In 2011, the Food and Drug Administration approved a new version of OxyContin that was designed to discourage nonmedical use. When the reformulated OxyContin is crushed and mixed with water, it forms a gel. The old version of OxyContin was withdrawn from the market when the new one was introduced, a switch that coincided with a post-2010 spike in heroin-related deaths.

In a 2017 paper published by the National Bureau of Economic Research, Wharton School health economist Abby Alpert and two RAND Corporation researchers investigated whether those developments were related by comparing states with different pre-2010 rates of nonmedical OxyContin use. "We estimate large differential increases in heroin deaths immediately after reformulation in states with the highest initial rates of OxyContin misuse," Alpert and her colleagues wrote. "Our results imply that a substantial share of the dramatic increase in heroin deaths since 2010"—perhaps as much as 80 percent—"can be attributed to the reformulation of OxyContin." They concluded that the increase in heroin-related fatalities offset any decrease in OxyContin-related fatalities, "leading to no net reduction in overall overdose deaths."

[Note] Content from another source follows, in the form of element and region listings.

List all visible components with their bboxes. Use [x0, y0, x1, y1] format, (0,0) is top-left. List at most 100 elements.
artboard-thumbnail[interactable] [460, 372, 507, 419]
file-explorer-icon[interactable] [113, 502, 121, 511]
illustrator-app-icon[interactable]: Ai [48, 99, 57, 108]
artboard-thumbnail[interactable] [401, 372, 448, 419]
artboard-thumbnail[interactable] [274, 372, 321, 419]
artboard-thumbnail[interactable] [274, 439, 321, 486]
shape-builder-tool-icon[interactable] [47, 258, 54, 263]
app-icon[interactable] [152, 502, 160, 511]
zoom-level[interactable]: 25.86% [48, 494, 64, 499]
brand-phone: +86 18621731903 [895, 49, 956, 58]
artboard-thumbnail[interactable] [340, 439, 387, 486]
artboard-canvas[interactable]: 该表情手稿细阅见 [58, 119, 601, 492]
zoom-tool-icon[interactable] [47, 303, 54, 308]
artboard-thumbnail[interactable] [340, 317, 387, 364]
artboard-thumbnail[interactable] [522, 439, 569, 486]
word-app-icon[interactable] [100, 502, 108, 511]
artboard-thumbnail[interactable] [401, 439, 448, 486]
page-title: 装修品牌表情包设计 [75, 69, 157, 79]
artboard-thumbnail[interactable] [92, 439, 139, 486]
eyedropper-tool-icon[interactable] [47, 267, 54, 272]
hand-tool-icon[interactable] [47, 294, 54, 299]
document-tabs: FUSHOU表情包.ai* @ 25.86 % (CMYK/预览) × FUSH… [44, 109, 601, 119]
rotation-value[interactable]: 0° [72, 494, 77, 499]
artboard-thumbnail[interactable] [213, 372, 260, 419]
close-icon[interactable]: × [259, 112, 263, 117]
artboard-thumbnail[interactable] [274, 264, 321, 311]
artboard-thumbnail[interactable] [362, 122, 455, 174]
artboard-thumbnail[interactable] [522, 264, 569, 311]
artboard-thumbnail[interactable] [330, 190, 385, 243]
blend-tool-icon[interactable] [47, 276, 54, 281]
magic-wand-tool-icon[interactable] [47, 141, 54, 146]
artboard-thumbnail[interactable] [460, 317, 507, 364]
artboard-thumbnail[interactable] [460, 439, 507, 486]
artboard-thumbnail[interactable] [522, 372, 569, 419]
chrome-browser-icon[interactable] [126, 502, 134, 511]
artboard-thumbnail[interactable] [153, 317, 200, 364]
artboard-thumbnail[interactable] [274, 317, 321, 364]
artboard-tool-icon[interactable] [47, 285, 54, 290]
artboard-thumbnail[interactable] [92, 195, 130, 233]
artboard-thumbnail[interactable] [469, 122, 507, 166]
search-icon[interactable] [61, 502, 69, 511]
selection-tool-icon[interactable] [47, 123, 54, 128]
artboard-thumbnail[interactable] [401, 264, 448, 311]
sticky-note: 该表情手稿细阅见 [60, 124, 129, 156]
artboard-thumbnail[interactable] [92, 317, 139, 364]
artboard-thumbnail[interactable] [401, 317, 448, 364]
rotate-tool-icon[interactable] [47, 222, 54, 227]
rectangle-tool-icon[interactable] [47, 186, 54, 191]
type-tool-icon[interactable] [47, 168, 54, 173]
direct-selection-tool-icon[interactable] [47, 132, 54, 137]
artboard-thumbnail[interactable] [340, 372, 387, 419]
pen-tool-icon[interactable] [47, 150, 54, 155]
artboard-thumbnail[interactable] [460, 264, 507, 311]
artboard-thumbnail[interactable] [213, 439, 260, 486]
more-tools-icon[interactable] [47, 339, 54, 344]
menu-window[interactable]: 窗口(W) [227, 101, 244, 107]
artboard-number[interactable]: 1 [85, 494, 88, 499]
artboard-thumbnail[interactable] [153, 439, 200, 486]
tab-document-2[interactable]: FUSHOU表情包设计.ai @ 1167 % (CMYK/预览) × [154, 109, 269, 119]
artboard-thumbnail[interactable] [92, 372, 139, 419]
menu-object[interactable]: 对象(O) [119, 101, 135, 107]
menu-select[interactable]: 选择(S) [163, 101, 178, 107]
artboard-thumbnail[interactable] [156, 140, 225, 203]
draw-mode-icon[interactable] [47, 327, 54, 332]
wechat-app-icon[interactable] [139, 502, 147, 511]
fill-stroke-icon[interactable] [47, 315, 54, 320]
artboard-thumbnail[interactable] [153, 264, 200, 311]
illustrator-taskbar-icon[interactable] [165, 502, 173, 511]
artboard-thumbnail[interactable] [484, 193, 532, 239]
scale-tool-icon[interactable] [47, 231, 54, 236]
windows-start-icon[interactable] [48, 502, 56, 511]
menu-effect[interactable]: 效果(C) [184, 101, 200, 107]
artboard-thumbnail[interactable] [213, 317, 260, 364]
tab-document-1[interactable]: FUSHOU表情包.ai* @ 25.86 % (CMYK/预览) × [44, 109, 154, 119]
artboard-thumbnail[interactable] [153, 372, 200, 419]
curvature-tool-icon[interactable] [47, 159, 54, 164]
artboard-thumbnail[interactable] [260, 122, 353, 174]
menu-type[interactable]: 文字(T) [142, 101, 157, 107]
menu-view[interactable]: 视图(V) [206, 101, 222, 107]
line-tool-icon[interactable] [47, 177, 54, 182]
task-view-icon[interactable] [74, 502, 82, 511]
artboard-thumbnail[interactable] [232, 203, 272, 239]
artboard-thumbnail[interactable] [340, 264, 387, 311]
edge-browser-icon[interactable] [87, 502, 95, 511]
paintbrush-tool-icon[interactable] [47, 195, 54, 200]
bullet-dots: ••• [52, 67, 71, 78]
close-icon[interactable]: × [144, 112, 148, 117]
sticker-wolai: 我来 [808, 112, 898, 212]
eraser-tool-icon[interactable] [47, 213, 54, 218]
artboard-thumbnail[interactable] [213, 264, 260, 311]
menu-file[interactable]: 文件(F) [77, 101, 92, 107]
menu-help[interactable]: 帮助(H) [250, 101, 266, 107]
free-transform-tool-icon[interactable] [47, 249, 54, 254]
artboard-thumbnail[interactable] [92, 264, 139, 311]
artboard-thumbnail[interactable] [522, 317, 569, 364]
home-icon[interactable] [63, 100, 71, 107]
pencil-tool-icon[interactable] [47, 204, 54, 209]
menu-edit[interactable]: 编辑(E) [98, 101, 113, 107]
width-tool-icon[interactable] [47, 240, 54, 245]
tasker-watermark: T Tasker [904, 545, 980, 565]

More generally, as the government succeeded in curtailing opioid prescriptions in recent years, the upward trend in opioid-related deaths not only continued but accelerated. Meanwhile, patients who relied on opioids to relieve their agony increasingly found that the government preferred they "take some aspirin" and "tough it out." The perverse effect of restricting access to prescription opioids should not have been surprising, since the crackdown on pain pills pushed nonmedical users toward black-market substitutes that are far more dangerous because their potency is highly variable and unpredictable.

Illegally produced drugs now account for the vast majority of opioid-related deaths. In 2018, according to the National Center for Health Statistics, the category of drugs that includes fentanyl and its analogs was involved in more than two-thirds of those deaths, while heroin was detected a third of the time. Prescription opioids like hydrocodone and oxycodone turned up in 27 percent of the cases, and many of those deaths also involved fentanyl or heroin. After a slight decline in 2018, opioid-related deaths seem to be on the rise again.

In this context, Purdue's punishment, however unethical and dishonest its business practices, cannot reasonably be expected to have any noticeable impact. The problem, as always, is not that psychoactive substances are available from one source or another but that some people use them in ways that disrupt their lives, hurt the people close to them, and sometimes kill them. That problem, which is rooted in misery, despair, and social isolation, cannot be solved by making an example of one pharmaceutical company—or dozens.